PS5などの次世代ゲーム機では、対応タイトルでのみ100Hz以上のリフレッシュレートでプレイすることが可能となっている。
▼対応タイトルの1つである『レインボーシックスシージ』をプレイ。
▼ゲーム内設定で『パフォーマンス優先」を選択。
これにより、PS5でも120Hzでゲームを楽しめるようになる。
高リフレッシュレートでプレイするゲームは非常に滑らかで遅延もなく、画面を激しく動かした場合でも酔いを感じづらい。
▼咄嗟の反応を求められるゲームなどにうってつけ。
ゲームを本気で楽しみたい方にもオススメできるゲーミングモニターだ。
『Innocn 39G1R』のまとめ
今回紹介した『Innocn 39G1R』について、特徴をまとめると以下の通りだ。
良かった点
- スタイリッシュな薄ベゼルデザイン
- どの角度からも鮮明さを損なわない湾曲ディスプレイ
- 組み立てが簡単かつシンプル
- 充実した機能・オプションが用意
- WQHD解像度の鮮明な描画
- 最高165Hzリフレッシュレート対応
- Adaptive-Sync + G-Sync Compatible
悪かった点
- VESAマウント接続用の金具が付属していない
- USBポートが非搭載
以上の通り、ゲーミングから仕事、動画視聴まで、幅広い用途に活用できる湾曲モニターとなっている。
2560x1440(WQHD)のVAパネルで描画される映像は実にクリアで、細かな文字まで鮮明に描画されるため見やすい。HDR10対応、および高コントラスト比のおかげで明暗にメリハリが生まれており、ゲーミングや動画視聴時に、映画館のような臨場感のある映像を楽しめる。
そして何より、最高165Hzリフレッシュレート対応により、PCゲームや次世代ゲーム機において、滑らかで遅延のないゲーミングを楽しむことが可能だ。

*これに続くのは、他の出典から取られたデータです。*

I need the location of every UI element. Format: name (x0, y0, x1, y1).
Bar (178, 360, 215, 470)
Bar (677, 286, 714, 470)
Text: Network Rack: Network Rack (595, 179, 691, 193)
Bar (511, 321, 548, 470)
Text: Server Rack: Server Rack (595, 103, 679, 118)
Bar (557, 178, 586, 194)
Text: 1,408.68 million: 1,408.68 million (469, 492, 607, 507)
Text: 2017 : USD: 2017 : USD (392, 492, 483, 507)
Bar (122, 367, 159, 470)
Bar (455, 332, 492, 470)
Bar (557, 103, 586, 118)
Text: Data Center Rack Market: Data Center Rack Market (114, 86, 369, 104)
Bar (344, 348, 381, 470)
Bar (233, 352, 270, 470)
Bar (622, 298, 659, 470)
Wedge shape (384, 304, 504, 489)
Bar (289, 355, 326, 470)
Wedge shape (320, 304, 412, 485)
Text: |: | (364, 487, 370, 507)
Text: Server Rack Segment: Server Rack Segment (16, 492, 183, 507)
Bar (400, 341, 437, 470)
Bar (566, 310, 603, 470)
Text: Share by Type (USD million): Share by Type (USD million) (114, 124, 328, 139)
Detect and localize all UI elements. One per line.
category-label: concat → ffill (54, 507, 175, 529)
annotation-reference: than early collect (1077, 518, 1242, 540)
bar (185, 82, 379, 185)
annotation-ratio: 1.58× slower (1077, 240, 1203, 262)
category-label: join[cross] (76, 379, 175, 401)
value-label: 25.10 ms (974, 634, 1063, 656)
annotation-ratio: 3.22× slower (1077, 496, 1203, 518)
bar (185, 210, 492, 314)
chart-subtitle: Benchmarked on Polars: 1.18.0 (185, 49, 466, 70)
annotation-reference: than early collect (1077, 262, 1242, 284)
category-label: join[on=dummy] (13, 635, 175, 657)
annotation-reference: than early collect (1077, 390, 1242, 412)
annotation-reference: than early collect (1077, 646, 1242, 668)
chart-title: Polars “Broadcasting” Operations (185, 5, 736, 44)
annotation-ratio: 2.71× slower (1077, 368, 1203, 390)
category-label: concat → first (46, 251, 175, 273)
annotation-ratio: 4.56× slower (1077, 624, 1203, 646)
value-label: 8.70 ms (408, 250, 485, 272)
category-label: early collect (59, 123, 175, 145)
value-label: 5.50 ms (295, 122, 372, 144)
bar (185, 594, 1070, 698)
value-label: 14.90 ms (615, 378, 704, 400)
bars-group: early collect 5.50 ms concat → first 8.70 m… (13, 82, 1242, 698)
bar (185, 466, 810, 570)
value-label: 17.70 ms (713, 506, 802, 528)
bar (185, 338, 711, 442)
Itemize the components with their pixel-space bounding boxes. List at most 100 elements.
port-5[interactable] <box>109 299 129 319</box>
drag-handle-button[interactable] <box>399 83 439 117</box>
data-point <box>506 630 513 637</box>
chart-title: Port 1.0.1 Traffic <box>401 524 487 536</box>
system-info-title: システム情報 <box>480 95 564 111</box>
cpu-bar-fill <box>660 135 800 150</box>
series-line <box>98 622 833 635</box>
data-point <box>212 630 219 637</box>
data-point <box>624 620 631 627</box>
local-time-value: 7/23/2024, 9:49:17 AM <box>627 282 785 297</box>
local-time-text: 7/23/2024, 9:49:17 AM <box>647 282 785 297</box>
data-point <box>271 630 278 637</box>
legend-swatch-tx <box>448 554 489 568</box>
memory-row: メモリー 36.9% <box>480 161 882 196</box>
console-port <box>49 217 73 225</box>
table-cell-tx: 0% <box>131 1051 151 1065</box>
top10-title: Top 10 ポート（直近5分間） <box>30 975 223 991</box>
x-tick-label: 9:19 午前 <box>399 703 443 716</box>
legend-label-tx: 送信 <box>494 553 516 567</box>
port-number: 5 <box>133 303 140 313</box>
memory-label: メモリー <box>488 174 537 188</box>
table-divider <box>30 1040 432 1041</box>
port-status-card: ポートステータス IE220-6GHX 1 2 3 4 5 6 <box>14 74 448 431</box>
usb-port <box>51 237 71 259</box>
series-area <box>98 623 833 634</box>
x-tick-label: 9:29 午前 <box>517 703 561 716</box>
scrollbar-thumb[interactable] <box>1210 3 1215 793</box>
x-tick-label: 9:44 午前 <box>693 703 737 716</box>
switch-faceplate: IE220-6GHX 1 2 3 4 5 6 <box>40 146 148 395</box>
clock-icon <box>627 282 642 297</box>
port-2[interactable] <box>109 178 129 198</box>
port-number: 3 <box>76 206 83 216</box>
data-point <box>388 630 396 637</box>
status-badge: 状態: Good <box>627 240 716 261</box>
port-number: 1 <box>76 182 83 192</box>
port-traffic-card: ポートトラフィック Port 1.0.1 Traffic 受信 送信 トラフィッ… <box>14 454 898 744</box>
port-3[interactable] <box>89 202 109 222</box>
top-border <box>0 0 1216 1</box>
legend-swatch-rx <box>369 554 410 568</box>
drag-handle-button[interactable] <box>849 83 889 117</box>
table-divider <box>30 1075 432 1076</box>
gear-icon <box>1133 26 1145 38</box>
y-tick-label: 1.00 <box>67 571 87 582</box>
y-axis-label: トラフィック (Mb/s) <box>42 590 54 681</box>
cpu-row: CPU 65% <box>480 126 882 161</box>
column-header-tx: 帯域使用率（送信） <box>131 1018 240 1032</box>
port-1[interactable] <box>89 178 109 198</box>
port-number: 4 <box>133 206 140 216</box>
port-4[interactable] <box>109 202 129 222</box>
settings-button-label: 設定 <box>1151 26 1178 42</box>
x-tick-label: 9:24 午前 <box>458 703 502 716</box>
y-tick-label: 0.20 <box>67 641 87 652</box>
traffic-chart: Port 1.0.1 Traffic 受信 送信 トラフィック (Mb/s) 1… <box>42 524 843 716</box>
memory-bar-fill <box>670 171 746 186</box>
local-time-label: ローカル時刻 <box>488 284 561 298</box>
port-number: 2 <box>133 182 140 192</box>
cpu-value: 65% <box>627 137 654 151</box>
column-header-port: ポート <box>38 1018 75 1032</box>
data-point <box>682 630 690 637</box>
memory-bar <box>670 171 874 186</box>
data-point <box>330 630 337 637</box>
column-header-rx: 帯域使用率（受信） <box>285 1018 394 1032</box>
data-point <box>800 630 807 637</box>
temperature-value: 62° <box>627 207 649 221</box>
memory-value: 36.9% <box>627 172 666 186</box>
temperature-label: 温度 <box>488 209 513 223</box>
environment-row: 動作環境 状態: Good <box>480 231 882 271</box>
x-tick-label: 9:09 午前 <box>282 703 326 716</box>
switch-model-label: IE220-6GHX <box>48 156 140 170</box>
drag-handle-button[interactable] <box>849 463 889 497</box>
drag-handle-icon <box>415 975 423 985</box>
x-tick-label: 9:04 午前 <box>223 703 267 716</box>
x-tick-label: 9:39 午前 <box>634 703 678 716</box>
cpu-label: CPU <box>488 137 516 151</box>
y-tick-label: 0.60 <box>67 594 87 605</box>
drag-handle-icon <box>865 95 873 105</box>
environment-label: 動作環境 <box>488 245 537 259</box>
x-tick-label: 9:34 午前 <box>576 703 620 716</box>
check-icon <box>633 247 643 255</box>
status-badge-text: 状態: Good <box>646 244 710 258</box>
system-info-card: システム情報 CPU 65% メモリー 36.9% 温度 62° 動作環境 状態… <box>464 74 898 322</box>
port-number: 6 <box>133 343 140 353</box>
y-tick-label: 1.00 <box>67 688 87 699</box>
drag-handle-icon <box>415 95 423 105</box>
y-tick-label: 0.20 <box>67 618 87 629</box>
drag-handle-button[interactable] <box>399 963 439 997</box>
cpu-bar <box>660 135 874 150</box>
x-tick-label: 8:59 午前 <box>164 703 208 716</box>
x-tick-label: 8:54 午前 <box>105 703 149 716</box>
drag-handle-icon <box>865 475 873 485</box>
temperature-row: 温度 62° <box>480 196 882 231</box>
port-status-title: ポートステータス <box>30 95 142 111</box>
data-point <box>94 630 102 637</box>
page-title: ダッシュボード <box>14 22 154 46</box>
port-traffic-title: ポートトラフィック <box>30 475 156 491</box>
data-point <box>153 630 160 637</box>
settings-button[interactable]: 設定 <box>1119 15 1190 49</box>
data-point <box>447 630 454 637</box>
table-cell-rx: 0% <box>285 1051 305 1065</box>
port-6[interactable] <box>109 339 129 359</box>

一方で、USBポートが用意されていない点がやや残念だ。個人的には外部機器への給電用に2つほど欲しかったところだ。
また、VESAマウント接続用の金具が付属していない点は問題に感じた。説明書には金具の存在が明記されているため、パッケージには同梱すべきではないだろうか。
いずれにせよ、全体的に優れた湾曲モニターであり、高リフレッシュレート対応のゲーミングモニターを探している方にもぜひオススメしたい一品だ。